È giovedì e come ogni settimana, la redazione online di 11contro11.it vi porta alla scoperta delle stelle più cristalline del calcio internazionale con la rubrica delle “Giovani promesse“. Quest’oggi il nostro focus si sposta in Romania, e più nello specifico nella capitale Bucarest, dove ormai da qualche anno, un esterno d’attacco classe 2002 si sta gradualmente affermando: parliamo di Octavian George Popescu.
La storia di Octavian Popescu
Considerato uno dei grandi talenti sfornati negli ultimi anni dal calcio rumeno, Popescu nasce a Nucet dove inizia a muovere i primi passi da calciatore prima di trasferirsi alle giovanili del Regal Sport. Da qui l’attaccante comincia un percorso che lo vedrà indossare le casacche di Rapid Bucarest, Universitatea Craiova, AS Metropolitan e ACF Turris, prima del passaggio definitivo allo Steaua -suo club attuale- nel giugno 2020. Da qui ha avuto inizio la carriera tra i “grandi” del giovane talento rumeno il quale nonostante i 22 anni, ha già totalizzato 25 gol e 25 assist in 196 apparizioni con la maglia rossoblù, inserendo in bacheca anche tre titoli nazionali.
Numeri tali da rendere il calciatore un predestinato. Dal 2020 ad oggi, infatti, il classe ’02 ha migliorato di stagione in stagione le sue prestazioni, e i numeri sono tutti dalla sua parte. Dopo aver debuttato ufficialmente in prima squadra nel successo della prima giornata di campionato contro l’Arges, per il primo centro in assoluto con lo Steaua Bucarest bisogna attendere il gennaio 2021 in occasione della vittoria casalinga per 3-1 ai danni dell’ACSM Poli Iasi.
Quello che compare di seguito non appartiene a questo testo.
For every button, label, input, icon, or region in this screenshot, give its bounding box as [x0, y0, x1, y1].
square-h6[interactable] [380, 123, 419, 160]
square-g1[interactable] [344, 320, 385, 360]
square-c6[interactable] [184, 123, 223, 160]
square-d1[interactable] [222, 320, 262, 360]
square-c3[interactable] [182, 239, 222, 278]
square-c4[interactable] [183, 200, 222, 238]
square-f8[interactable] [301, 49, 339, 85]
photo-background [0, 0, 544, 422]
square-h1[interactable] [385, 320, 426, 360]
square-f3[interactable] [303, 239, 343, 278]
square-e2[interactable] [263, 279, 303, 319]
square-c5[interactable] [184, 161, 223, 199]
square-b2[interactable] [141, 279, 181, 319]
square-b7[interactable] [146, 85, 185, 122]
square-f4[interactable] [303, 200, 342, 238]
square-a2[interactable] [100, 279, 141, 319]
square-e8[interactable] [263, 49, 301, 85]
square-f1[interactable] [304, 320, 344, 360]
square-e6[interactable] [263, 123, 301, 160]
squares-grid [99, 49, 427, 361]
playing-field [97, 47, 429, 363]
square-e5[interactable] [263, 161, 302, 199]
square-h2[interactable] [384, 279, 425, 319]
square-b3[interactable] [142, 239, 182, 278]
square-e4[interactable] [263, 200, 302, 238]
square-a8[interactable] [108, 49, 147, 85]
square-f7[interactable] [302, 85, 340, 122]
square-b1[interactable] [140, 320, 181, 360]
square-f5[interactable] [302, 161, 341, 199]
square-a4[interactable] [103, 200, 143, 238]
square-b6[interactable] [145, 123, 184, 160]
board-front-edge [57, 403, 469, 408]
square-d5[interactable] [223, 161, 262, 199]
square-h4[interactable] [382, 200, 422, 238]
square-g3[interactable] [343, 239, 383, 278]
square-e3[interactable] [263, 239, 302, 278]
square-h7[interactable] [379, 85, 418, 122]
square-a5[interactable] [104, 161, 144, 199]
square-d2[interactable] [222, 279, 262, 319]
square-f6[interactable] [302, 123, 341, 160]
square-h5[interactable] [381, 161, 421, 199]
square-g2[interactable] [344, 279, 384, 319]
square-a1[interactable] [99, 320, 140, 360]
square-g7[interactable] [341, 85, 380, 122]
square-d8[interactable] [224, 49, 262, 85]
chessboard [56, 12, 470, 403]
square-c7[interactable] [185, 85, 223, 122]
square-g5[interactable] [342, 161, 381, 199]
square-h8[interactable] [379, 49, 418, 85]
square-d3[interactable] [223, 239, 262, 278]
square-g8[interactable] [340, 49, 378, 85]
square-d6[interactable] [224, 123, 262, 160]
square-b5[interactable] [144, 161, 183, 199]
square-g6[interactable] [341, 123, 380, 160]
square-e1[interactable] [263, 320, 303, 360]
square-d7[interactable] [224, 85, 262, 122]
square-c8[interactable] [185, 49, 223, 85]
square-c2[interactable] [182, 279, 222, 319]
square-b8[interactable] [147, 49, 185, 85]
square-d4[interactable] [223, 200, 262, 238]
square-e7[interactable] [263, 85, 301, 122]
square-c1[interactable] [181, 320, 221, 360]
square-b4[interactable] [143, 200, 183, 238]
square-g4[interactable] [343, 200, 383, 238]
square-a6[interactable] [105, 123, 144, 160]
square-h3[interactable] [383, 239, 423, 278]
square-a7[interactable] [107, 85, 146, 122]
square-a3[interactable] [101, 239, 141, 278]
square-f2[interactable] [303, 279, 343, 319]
Esterno capace di bruciare subito le tappe affermandosi in men che non si dica nel calcio rumeno ed europeo, conta 17 presenze e 1 rete con la Romania Under-21 con la quale, però, non è riuscito a brillare negli ultimi Europei di categoria conclusi in ultima posizione nella fase a gironi, e ben 7 gettoni con la selezione maggiore allenata da Mircea Lucescu. Un esordio arrivato con il giocatore appena ventenne nell’amichevole persa contro la Grecia.
Le caratteristiche di Octavian Popescu
Da buon esterno d’attacco, Popescu è uno di quei calciatori che preferisce giocare a piede invertito per mettere in evidenza la sua agilità nel saltare l’uomo nell’uno contro uno. Nel corso della sua carriera ha anche rivestito i panni del trequartista, ma è sull’out di sinistra nel ruolo di ala che il ventiduenne è capace di rendersi pericoloso per le difese avversarie.
Grande corsa, tanta agilità palla al piede, ma soprattutto tantissimi assist tali da renderlo uno dei migliori assist-man del campionato rumeno e non solo. Ne sono una dimostrazione, infatti, le due assistenze messe a referto tra SuperLiga e Europa League, a fronte, però, di 0 gol siglati. Un aspetto sul quale il nazionale rumeno deve ancora migliorare, infatti, riguarda proprio la cattiveria e il cinismo sotto porta, con gli ultimi due gol che risalgono al maggio 2025 quando andò a segno con una doppietta nel match vinto 3-1 contro l’FC Dinamo. Una stagione l’ultima contraddistinta dall’operazione al piede e dalla lesione al tallone che lo hanno costretto a rimanere ai box per diversi mesi.
Il futuro di Octavian Popescu
Messa in archivio la difficile ultima annata, quella 2025/26 potrebbe essere la stagione del riscatto per la giovane promessa rumena. Fresco campione di Romania nell’ultimo campionato con lo Steaua e vincitore anche della supercoppa nazionale, il suo futuro rischia di essere altrove.
Nonostante il recente rinnovo contrattuale, sono diversi i club da tempo sulle tracce del classe ’02. Uno su tutti -secondo alcuni rumors di mercato- è il Benfica di José Mourinho, squadra capace negli ultimi anni di valorizzare non solo i talenti del proprio vivaio, ma anche calciatori promettenti provenienti da altri campionati, vendendoli successivamente, a prezzi esorbitanti. Che ne sarà del futuro di Popescu? E soprattutto, riuscirà a riscattarsi in questa stagione?